It's the Mission, Not the Mandates by Fast Amy;

It's the Mission, Not the Mandates by Fast Amy;

Author:Fast, Amy;
Language: eng
Format: epub
Publisher: Rowman & Littlefield Publishers


What the Public Wants

When we think of the public that public education is tasked to serve, we often think of community members, parents, and students. Yet, it was not community members, parents, or students who decided on the public school mission of helping U.S. businesses compete in the global economy. Ironically, it was not even community members, parents, or students who led the charge of closing the achievement gap between low-income and minority students and their peers.

Rather, these decisions are made by complex political processes, which are designed to represent the public interests. It is, however, worthwhile to invest in the unique needs and hopes of individual stakeholders and various stakeholder groups because they are the ones who operate in the trenches of the public school system, and without their buy-in the promise of our public schools stops at the steps of the capital building.

Families’ Desires

Let us begin by looking at the desires of our public school students. Largely, what students want most from their education is engagement. Essentially, they don’t want to be bored. In fact, engagement in school is the number one reason that students choose to stay in school. This is especially true for students living in poverty (Gallup 2015; Jensen 2013). Unfortunately, many of our students are disengaged from school.

In one large-scale survey by Yazzie-Mintz (2007), only two percent of high school students said they were never bored. Over thirty percent of the students said that they did not have day-to-day interactions with their teachers (that would foster personal relationships and increase engagement), and seventy-five percent said that school was not interesting or relevant to their lives. According to Shernoff, Csiksquentmihalyi, Scheider, and Shernoff (2003), the average high school student spends twenty-five percent of her day in a state of complete apathy.

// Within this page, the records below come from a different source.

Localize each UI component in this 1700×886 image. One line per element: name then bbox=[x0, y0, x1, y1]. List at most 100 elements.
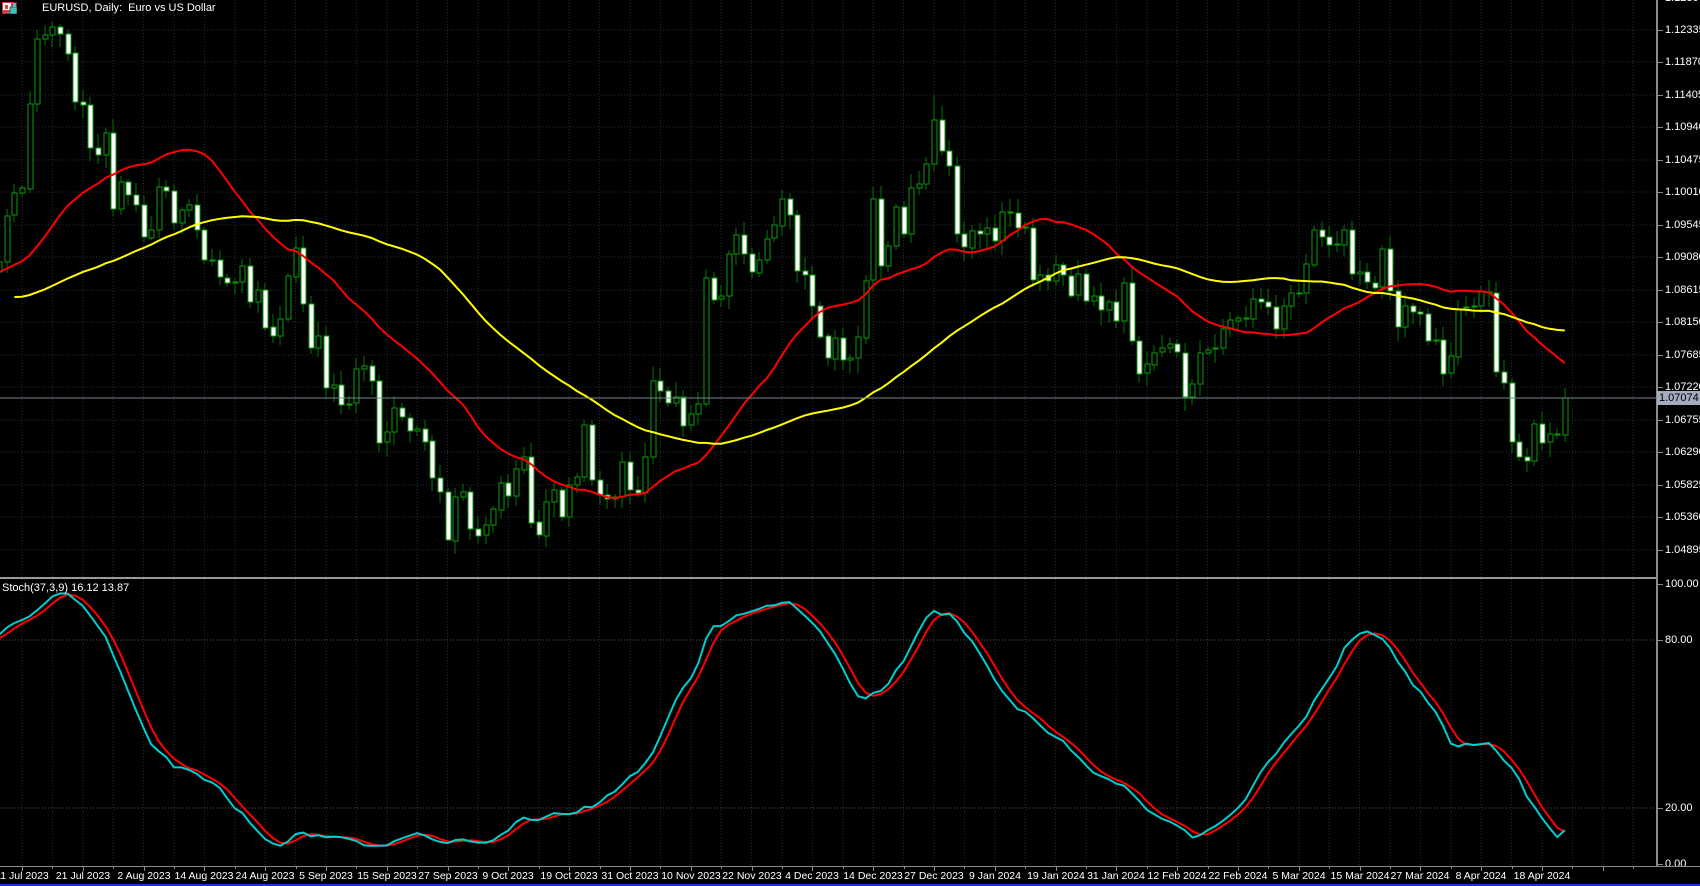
price-axis-label: 1.08615 bbox=[1665, 284, 1700, 296]
time-axis-tick bbox=[721, 867, 722, 869]
date-label: 9 Jan 2024 bbox=[969, 870, 1021, 882]
price-axis-label: 1.11870 bbox=[1665, 56, 1700, 68]
time-axis-tick bbox=[508, 867, 509, 871]
date-label: 31 Oct 2023 bbox=[601, 870, 659, 882]
stoch-panel[interactable] bbox=[0, 579, 1656, 866]
price-axis-label: 1.10475 bbox=[1665, 154, 1700, 166]
date-label: 15 Sep 2023 bbox=[357, 870, 417, 882]
time-axis-tick bbox=[964, 867, 965, 869]
time-axis-tick bbox=[356, 867, 357, 869]
chart-title: EURUSD, Daily: Euro vs US Dollar bbox=[42, 2, 216, 14]
panel-separator[interactable] bbox=[0, 577, 1700, 579]
time-axis[interactable]: 11 Jul 2023 21 Jul 2023 2 Aug 2023 14 Aug 2… bbox=[0, 866, 1700, 884]
date-label: 27 Dec 2023 bbox=[904, 870, 964, 882]
time-axis-tick bbox=[904, 867, 905, 869]
time-axis-tick bbox=[843, 867, 844, 869]
time-axis-tick bbox=[1360, 867, 1361, 871]
time-axis-tick bbox=[83, 867, 84, 871]
stoch-grid bbox=[0, 579, 1656, 866]
price-axis-tick bbox=[1658, 485, 1663, 486]
price-axis-label: 1.06290 bbox=[1665, 446, 1700, 458]
time-axis-tick bbox=[1268, 867, 1269, 869]
price-axis-label: 1.05825 bbox=[1665, 479, 1700, 491]
time-axis-tick bbox=[1603, 867, 1604, 871]
time-axis-tick bbox=[812, 867, 813, 871]
date-label: 21 Jul 2023 bbox=[55, 870, 111, 882]
time-axis-tick bbox=[660, 867, 661, 869]
date-label: 22 Nov 2023 bbox=[722, 870, 782, 882]
price-axis-tick bbox=[1658, 30, 1663, 31]
price-axis-label: 1.10010 bbox=[1665, 186, 1700, 198]
time-axis-tick bbox=[235, 867, 236, 869]
price-axis-tick bbox=[1658, 355, 1663, 356]
time-axis-tick bbox=[752, 867, 753, 871]
time-axis-tick bbox=[1238, 867, 1239, 871]
time-axis-tick bbox=[265, 867, 266, 871]
price-axis-tick bbox=[1658, 95, 1663, 96]
time-axis-tick bbox=[1147, 867, 1148, 869]
date-label: 19 Jan 2024 bbox=[1027, 870, 1085, 882]
time-axis-tick bbox=[144, 867, 145, 871]
time-axis-tick bbox=[1299, 867, 1300, 871]
stoch-axis-tick bbox=[1658, 584, 1663, 585]
date-label: 12 Feb 2024 bbox=[1147, 870, 1207, 882]
time-axis-tick bbox=[1572, 867, 1573, 869]
price-panel[interactable] bbox=[0, 0, 1656, 577]
date-label: 11 Jul 2023 bbox=[0, 870, 49, 882]
stoch-axis-label: 100.00 bbox=[1665, 578, 1699, 590]
chart-icon bbox=[2, 2, 37, 14]
time-axis-tick bbox=[691, 867, 692, 871]
time-axis-tick bbox=[1633, 867, 1634, 869]
price-axis-tick bbox=[1658, 257, 1663, 258]
time-axis-tick bbox=[326, 867, 327, 871]
price-axis[interactable]: 1.12800 1.12335 1.11870 1.11405 1.10940 1.104… bbox=[1656, 0, 1700, 870]
price-axis-tick bbox=[1658, 290, 1663, 291]
price-axis-label: 1.04895 bbox=[1665, 544, 1700, 556]
date-label: 14 Dec 2023 bbox=[843, 870, 903, 882]
date-label: 24 Aug 2023 bbox=[235, 870, 295, 882]
chart-title-bar: EURUSD, Daily: Euro vs US Dollar bbox=[2, 1, 216, 15]
time-axis-tick bbox=[1116, 867, 1117, 871]
price-axis-label: 1.06755 bbox=[1665, 414, 1700, 426]
time-axis-tick bbox=[1329, 867, 1330, 869]
time-axis-tick bbox=[1025, 867, 1026, 869]
time-axis-tick bbox=[600, 867, 601, 869]
time-axis-tick bbox=[174, 867, 175, 869]
stoch-axis-tick bbox=[1658, 640, 1663, 641]
time-axis-tick bbox=[539, 867, 540, 869]
date-label: 8 Apr 2024 bbox=[1455, 870, 1507, 882]
price-grid bbox=[0, 0, 1656, 577]
date-label: 14 Aug 2023 bbox=[174, 870, 234, 882]
date-label: 27 Mar 2024 bbox=[1390, 870, 1450, 882]
time-axis-tick bbox=[782, 867, 783, 869]
time-axis-tick bbox=[1208, 867, 1209, 869]
date-label: 22 Feb 2024 bbox=[1208, 870, 1268, 882]
time-axis-tick bbox=[52, 867, 53, 869]
time-axis-tick bbox=[387, 867, 388, 871]
price-axis-label: 1.12800 bbox=[1665, 0, 1700, 4]
time-axis-tick bbox=[296, 867, 297, 869]
price-axis-tick bbox=[1658, 452, 1663, 453]
price-axis-label: 1.08150 bbox=[1665, 316, 1700, 328]
time-axis-tick bbox=[1056, 867, 1057, 871]
date-label: 18 Apr 2024 bbox=[1513, 870, 1571, 882]
time-axis-tick bbox=[1451, 867, 1452, 869]
date-label: 31 Jan 2024 bbox=[1087, 870, 1145, 882]
time-axis-tick bbox=[417, 867, 418, 869]
price-axis-tick bbox=[1658, 550, 1663, 551]
price-axis-tick bbox=[1658, 127, 1663, 128]
date-label: 27 Sep 2023 bbox=[418, 870, 478, 882]
date-label: 5 Mar 2024 bbox=[1272, 870, 1326, 882]
moving-averages-layer bbox=[0, 148, 1566, 499]
window-bottom-edge bbox=[0, 884, 1700, 886]
price-axis-tick bbox=[1658, 225, 1663, 226]
date-label: 10 Nov 2023 bbox=[661, 870, 721, 882]
time-axis-tick bbox=[22, 867, 23, 871]
price-axis-label: 1.07685 bbox=[1665, 349, 1700, 361]
price-axis-tick bbox=[1658, 387, 1663, 388]
stoch-axis-label: 20.00 bbox=[1665, 802, 1693, 814]
price-axis-tick bbox=[1658, 192, 1663, 193]
candles-layer bbox=[0, 22, 1569, 554]
price-axis-label: 1.10940 bbox=[1665, 121, 1700, 133]
date-label: 9 Oct 2023 bbox=[482, 870, 534, 882]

Yet another study found that students as young as fifth grade spent over ninety-percent of their time listening to teachers lecture or working silently and independently at their desks despite their preference for hands on and collaborative learning activities. And, sadly, our students from poverty are the least likely to receive engaging instruction and curriculum (Pianta et al. 2007).

Engagement refers to students’ enthusiasm for school—it is the intrinsic investment and effort in learning; and student engagement is the number one difference between low-performing schools and high-performing schools (Gallup 2015). However, there are many factors that contribute to engagement beyond simply a student’s interest in the subject matter.

A student’s sense of belongingness, her feeling of competence, the amount of autonomy she has, and the meaningfulness of her learning all factor into her level of engagement. Competence, autonomy, and meaningfulness as drivers of intrinsic motivation are themes that have been discussed by Pink (2011) when he points to the will-drivers of mastery (competence), purpose (meaningfulness), and autonomy, as well. Students, it seems, are no different from employees when it comes to what inspires them to harness their passion and pursue their purpose.

Students feel a sense of belonging if the culture of the school is one that seems to care about their positive well-being.